Both types of applicants will first need to identify a “Qualifying Party” for the license. The qualifying party is an employed person – it could be the person applying, their employee, or another individual – who has the necessary knowledge and skills for contract work as defined by Arizona law. 

This person will be the responsible managing employee. A person can be the Qualifying Party for more than one entity only if the two entities share at least 25% of common ownership or if one licensee is a subsidiary of the other.  

Even if the Qualifying Party is not the business owner, the license will belong to the business. 

The Qualifying Party should:

  • Have 4+ years of practical or management trade experience, 2 of which should be within the last decade
    • This experience should deal with the type of construction involved in the license 
    • Technical training or studies may count for a maximum of 2 years of this experience
  • Take and pass the required exam for licensure

Arizona offers a monthly online Applicant Education Seminar to guide you through the application process. Register for the next available seminar here.

For questions not answered on the AZ ROC licensing page, call 877-692-9762 or email licensing@roc.az.gov. 

AZ Contractor Licensing for Businesses

Follow these to receive your AZ Contractor’s License on behalf of your business or entity. 

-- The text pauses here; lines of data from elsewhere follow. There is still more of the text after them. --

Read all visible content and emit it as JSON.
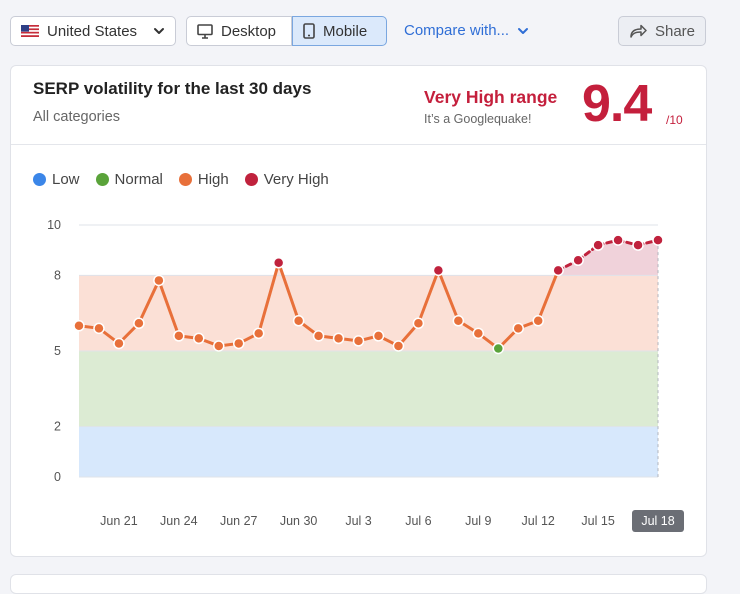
{
  "toolbar": {
    "country": "United States",
    "device_desktop": "Desktop",
    "device_mobile": "Mobile",
    "compare": "Compare with...",
    "share": "Share"
  },
  "icons": {
    "flag": "us-flag-icon",
    "country_chevron": "chevron-down-icon",
    "desktop": "desktop-icon",
    "mobile": "mobile-icon",
    "compare_chevron": "chevron-down-icon",
    "share": "share-arrow-icon"
  },
  "card": {
    "title": "SERP volatility for the last 30 days",
    "subtitle": "All categories",
    "range_label": "Very High range",
    "range_desc": "It’s a Googlequake!",
    "score": "9.4",
    "score_max": "/10"
  },
  "colors": {
    "accent_red": "#c41f3c",
    "low": "#3b86e8",
    "normal": "#5aa33a",
    "high": "#e8703a",
    "very_high": "#c0223d",
    "band_low": "#d7e8fc",
    "band_normal": "#dcebd3",
    "band_high": "#fbe0d6",
    "band_very_high": "#f0d2da"
  },
  "chart_data": {
    "type": "line",
    "title": "",
    "xlabel": "",
    "ylabel": "",
    "ylim": [
      0,
      10
    ],
    "y_ticks": [
      "0",
      "2",
      "5",
      "8",
      "10"
    ],
    "legend": [
      {
        "label": "Low",
        "color": "#3b86e8"
      },
      {
        "label": "Normal",
        "color": "#5aa33a"
      },
      {
        "label": "High",
        "color": "#e8703a"
      },
      {
        "label": "Very High",
        "color": "#c0223d"
      }
    ],
    "legend_position": "top-left",
    "bands": [
      {
        "name": "Low",
        "from": 0,
        "to": 2
      },
      {
        "name": "Normal",
        "from": 2,
        "to": 5
      },
      {
        "name": "High",
        "from": 5,
        "to": 8
      },
      {
        "name": "Very High",
        "from": 8,
        "to": 10
      }
    ],
    "x_tick_labels": [
      "Jun 21",
      "Jun 24",
      "Jun 27",
      "Jun 30",
      "Jul 3",
      "Jul 6",
      "Jul 9",
      "Jul 12",
      "Jul 15",
      "Jul 18"
    ],
    "x": [
      "Jun 19",
      "Jun 20",
      "Jun 21",
      "Jun 22",
      "Jun 23",
      "Jun 24",
      "Jun 25",
      "Jun 26",
      "Jun 27",
      "Jun 28",
      "Jun 29",
      "Jun 30",
      "Jul 1",
      "Jul 2",
      "Jul 3",
      "Jul 4",
      "Jul 5",
      "Jul 6",
      "Jul 7",
      "Jul 8",
      "Jul 9",
      "Jul 10",
      "Jul 11",
      "Jul 12",
      "Jul 13",
      "Jul 14",
      "Jul 15",
      "Jul 16",
      "Jul 17",
      "Jul 18"
    ],
    "series": [
      {
        "values": [
          6.0,
          5.9,
          5.3,
          6.1,
          7.8,
          5.6,
          5.5,
          5.2,
          5.3,
          5.7,
          8.5,
          6.2,
          5.6,
          5.5,
          5.4,
          5.6,
          5.2,
          6.1,
          8.2,
          6.2,
          5.7,
          5.1,
          5.9,
          6.2,
          8.2,
          8.6,
          9.2,
          9.4,
          9.2,
          9.4
        ]
      }
    ],
    "selected_x": "Jul 18",
    "grid": true
  }
}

  1. Register your business as a legal entity through the Arizona Corporation Commission
  2. Choose your classification and make sure the Qualifying Party meets the experience requirements
  3. (The Qualifying Party should) pass the appropriate PSI exam with a 70% or higher
    1. The PSI contact number for AZ ROC candidates is 855-744-0310 or you can email examschedule@psionline.com 
    2. If the Qualifying Party already has a license from another state, use the Out-Of-State Waiver Request Form
  4. (The Qualifying Party should) complete the mandatory AZ Statutes and Rules Training Course and Exam
  5. Submit background checks for the applicant and all involved parties 
  6. Submit government IDs for the applicant and all involved parties
    1. See here for examples of accepted ID
  7. Submit proof of bond in the amount required by your classification
  8. Pay the fees
  9. Complete and submit your application online or via mail
    1. Applications can be mailed to Registrar of Contractors, P.O. Box 6748, Phoenix, AZ 85005-6748
  10. Await the AZ ROC’s decision – you will be notified whether or not your application is approved

AZ Contractor Licensing for Individuals/Partners

Applying for your individual or partnership contractor’s license has the same procedure as above, except that you won’t need to register your business with the AZ Corporation Commission. If you are a partnership, you’ll need to register with the Arizona Secretary of State instead. 

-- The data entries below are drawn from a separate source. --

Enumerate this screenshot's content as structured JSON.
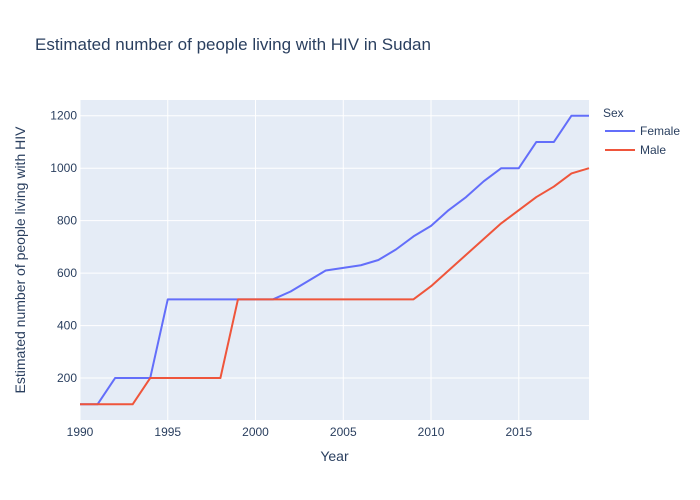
{
  "chart_data": {
    "type": "line",
    "title": "Estimated number of people living with HIV in Sudan",
    "xlabel": "Year",
    "ylabel": "Estimated number of people living with HIV",
    "xlim": [
      1990,
      2019
    ],
    "ylim": [
      40,
      1260
    ],
    "xticks": [
      1990,
      1995,
      2000,
      2005,
      2010,
      2015
    ],
    "yticks": [
      200,
      400,
      600,
      800,
      1000,
      1200
    ],
    "grid": true,
    "legend": {
      "title": "Sex",
      "placement": "top-right"
    },
    "x": [
      1990,
      1991,
      1992,
      1993,
      1994,
      1995,
      1996,
      1997,
      1998,
      1999,
      2000,
      2001,
      2002,
      2003,
      2004,
      2005,
      2006,
      2007,
      2008,
      2009,
      2010,
      2011,
      2012,
      2013,
      2014,
      2015,
      2016,
      2017,
      2018,
      2019
    ],
    "series": [
      {
        "name": "Female",
        "color": "#636efa",
        "values": [
          100,
          100,
          200,
          200,
          200,
          500,
          500,
          500,
          500,
          500,
          500,
          500,
          530,
          570,
          610,
          620,
          630,
          650,
          690,
          740,
          780,
          840,
          890,
          950,
          1000,
          1000,
          1100,
          1100,
          1200,
          1200
        ]
      },
      {
        "name": "Male",
        "color": "#ef553b",
        "values": [
          100,
          100,
          100,
          100,
          200,
          200,
          200,
          200,
          200,
          500,
          500,
          500,
          500,
          500,
          500,
          500,
          500,
          500,
          500,
          500,
          550,
          610,
          670,
          730,
          790,
          840,
          890,
          930,
          980,
          1000
        ]
      }
    ]
  },
  "colors": {
    "plot_background": "#e5ecf6",
    "grid": "#ffffff",
    "text": "#2a3f5f"
  }
}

AZ Contractor License Application Checklist

When completing your license application, you’ll need to make sure you attach all supporting documentation. If your application is incomplete, it may be sent back to you. 

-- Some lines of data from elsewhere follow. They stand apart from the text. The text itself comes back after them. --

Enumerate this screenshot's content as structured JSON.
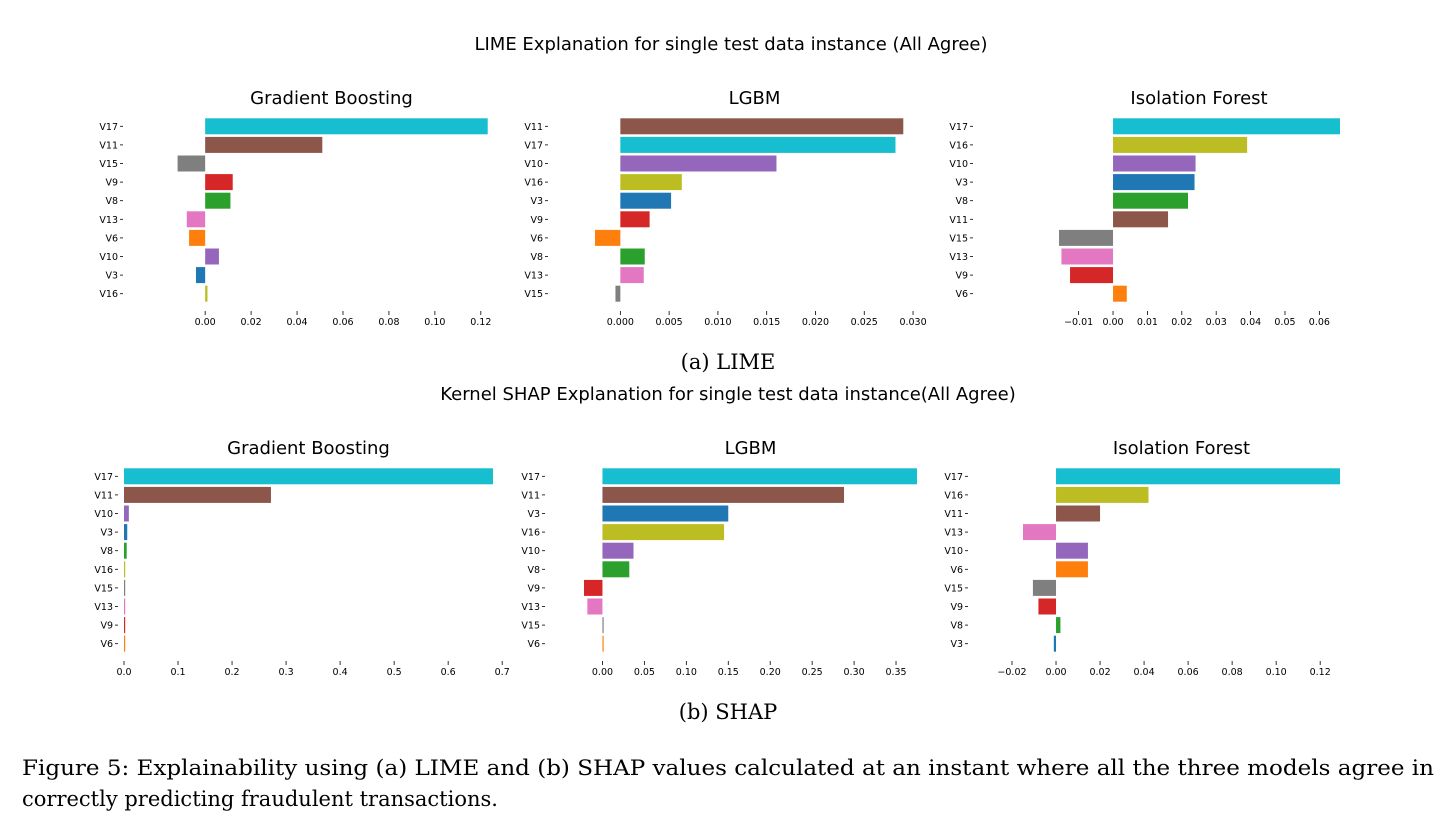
{
  "figure": {
    "lime_title": "LIME Explanation for single test data instance (All Agree)",
    "shap_title": "Kernel SHAP Explanation for single test data instance(All Agree)",
    "lime_caption": "(a) LIME",
    "shap_caption": "(b) SHAP",
    "caption_line1": "Figure 5: Explainability using (a) LIME and (b) SHAP values calculated at an instant where all the three models agree in",
    "caption_line2": "correctly predicting fraudulent transactions."
  },
  "colors": {
    "V3": "#1f77b4",
    "V6": "#ff7f0e",
    "V8": "#2ca02c",
    "V9": "#d62728",
    "V10": "#9467bd",
    "V11": "#8c564b",
    "V13": "#e377c2",
    "V15": "#7f7f7f",
    "V16": "#bcbd22",
    "V17": "#17becf"
  },
  "chart_data": [
    {
      "type": "bar",
      "orientation": "horizontal",
      "title": "Gradient Boosting",
      "group": "LIME",
      "categories": [
        "V17",
        "V11",
        "V15",
        "V9",
        "V8",
        "V13",
        "V6",
        "V10",
        "V3",
        "V16"
      ],
      "values": [
        0.123,
        0.051,
        -0.012,
        0.012,
        0.011,
        -0.008,
        -0.007,
        0.006,
        -0.004,
        0.001
      ],
      "xlim": [
        -0.014,
        0.124
      ],
      "xticks": [
        0.0,
        0.02,
        0.04,
        0.06,
        0.08,
        0.1,
        0.12
      ],
      "xtick_labels": [
        "0.00",
        "0.02",
        "0.04",
        "0.06",
        "0.08",
        "0.10",
        "0.12"
      ]
    },
    {
      "type": "bar",
      "orientation": "horizontal",
      "title": "LGBM",
      "group": "LIME",
      "categories": [
        "V11",
        "V17",
        "V10",
        "V16",
        "V3",
        "V9",
        "V6",
        "V8",
        "V13",
        "V15"
      ],
      "values": [
        0.029,
        0.0282,
        0.016,
        0.0063,
        0.0052,
        0.003,
        -0.0026,
        0.0025,
        0.0024,
        -0.0005
      ],
      "xlim": [
        -0.0027,
        0.0302
      ],
      "xticks": [
        0.0,
        0.005,
        0.01,
        0.015,
        0.02,
        0.025,
        0.03
      ],
      "xtick_labels": [
        "0.000",
        "0.005",
        "0.010",
        "0.015",
        "0.020",
        "0.025",
        "0.030"
      ]
    },
    {
      "type": "bar",
      "orientation": "horizontal",
      "title": "Isolation Forest",
      "group": "LIME",
      "categories": [
        "V17",
        "V16",
        "V10",
        "V3",
        "V8",
        "V11",
        "V15",
        "V13",
        "V9",
        "V6"
      ],
      "values": [
        0.066,
        0.039,
        0.024,
        0.0237,
        0.0218,
        0.016,
        -0.0157,
        -0.015,
        -0.0125,
        0.004
      ],
      "xlim": [
        -0.016,
        0.066
      ],
      "xticks": [
        -0.01,
        0.0,
        0.01,
        0.02,
        0.03,
        0.04,
        0.05,
        0.06
      ],
      "xtick_labels": [
        "−0.01",
        "0.00",
        "0.01",
        "0.02",
        "0.03",
        "0.04",
        "0.05",
        "0.06"
      ]
    },
    {
      "type": "bar",
      "orientation": "horizontal",
      "title": "Gradient Boosting",
      "group": "SHAP",
      "categories": [
        "V17",
        "V11",
        "V10",
        "V3",
        "V8",
        "V16",
        "V15",
        "V13",
        "V9",
        "V6"
      ],
      "values": [
        0.683,
        0.272,
        0.009,
        0.006,
        0.005,
        0.002,
        0.002,
        0.002,
        0.002,
        0.002
      ],
      "xlim": [
        0.0,
        0.683
      ],
      "xticks": [
        0.0,
        0.1,
        0.2,
        0.3,
        0.4,
        0.5,
        0.6,
        0.7
      ],
      "xtick_labels": [
        "0.0",
        "0.1",
        "0.2",
        "0.3",
        "0.4",
        "0.5",
        "0.6",
        "0.7"
      ]
    },
    {
      "type": "bar",
      "orientation": "horizontal",
      "title": "LGBM",
      "group": "SHAP",
      "categories": [
        "V17",
        "V11",
        "V3",
        "V16",
        "V10",
        "V8",
        "V9",
        "V13",
        "V15",
        "V6"
      ],
      "values": [
        0.375,
        0.288,
        0.15,
        0.145,
        0.037,
        0.032,
        -0.022,
        -0.018,
        0.001,
        0.001
      ],
      "xlim": [
        -0.022,
        0.375
      ],
      "xticks": [
        0.0,
        0.05,
        0.1,
        0.15,
        0.2,
        0.25,
        0.3,
        0.35
      ],
      "xtick_labels": [
        "0.00",
        "0.05",
        "0.10",
        "0.15",
        "0.20",
        "0.25",
        "0.30",
        "0.35"
      ]
    },
    {
      "type": "bar",
      "orientation": "horizontal",
      "title": "Isolation Forest",
      "group": "SHAP",
      "categories": [
        "V17",
        "V16",
        "V11",
        "V13",
        "V10",
        "V6",
        "V15",
        "V9",
        "V8",
        "V3"
      ],
      "values": [
        0.129,
        0.042,
        0.02,
        -0.015,
        0.0145,
        0.0145,
        -0.0105,
        -0.008,
        0.002,
        -0.001
      ],
      "xlim": [
        -0.015,
        0.129
      ],
      "xticks": [
        -0.02,
        0.0,
        0.02,
        0.04,
        0.06,
        0.08,
        0.1,
        0.12
      ],
      "xtick_labels": [
        "−0.02",
        "0.00",
        "0.02",
        "0.04",
        "0.06",
        "0.08",
        "0.10",
        "0.12"
      ]
    }
  ]
}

  • The Qualifying Party’s AZ Training Course results
  • The Qualifying Party’s PSI Exam results OR the waiver for the PSI exam
  • Copies of receipts for the background checks
    • Receipts are issued via email after you’ve completed the background check and are good for 90 days
  • Registration of your business or partnership, if applicable
  • Your bond verification form
  • All fees
  • Copies of ID
  • All necessary signatures
  • Supporting documents (optional depending on applicant)

Contractor License Fees

New license fees include an application fee, license fee, and – in some cases – a recovery and assessment fee. The total fees are as follows:

  • General Commercial: $780
  • Specialty Commercial: $580
  • General Residential: $870
  • Specialty Residential: $720
  • General Dual: $1,050
  • Specialty Dual: $850

Arizona Licensing Reciprocity

If you hold one or more licenses from another state, you may apply for exemption for the PSI exam. You’ll need to complete the Out-Of-State Waiver Request Form. 

This will not exempt you from the AZ Statutes and Rules Training Course and Exam, which the Qualifying Party will still need to take. 

Renewing Your AZ Contractor’s License

Contractor’s licenses are good for two years. You can renew online by completing a renewal application, showing proof of bond, and paying the renewal fee.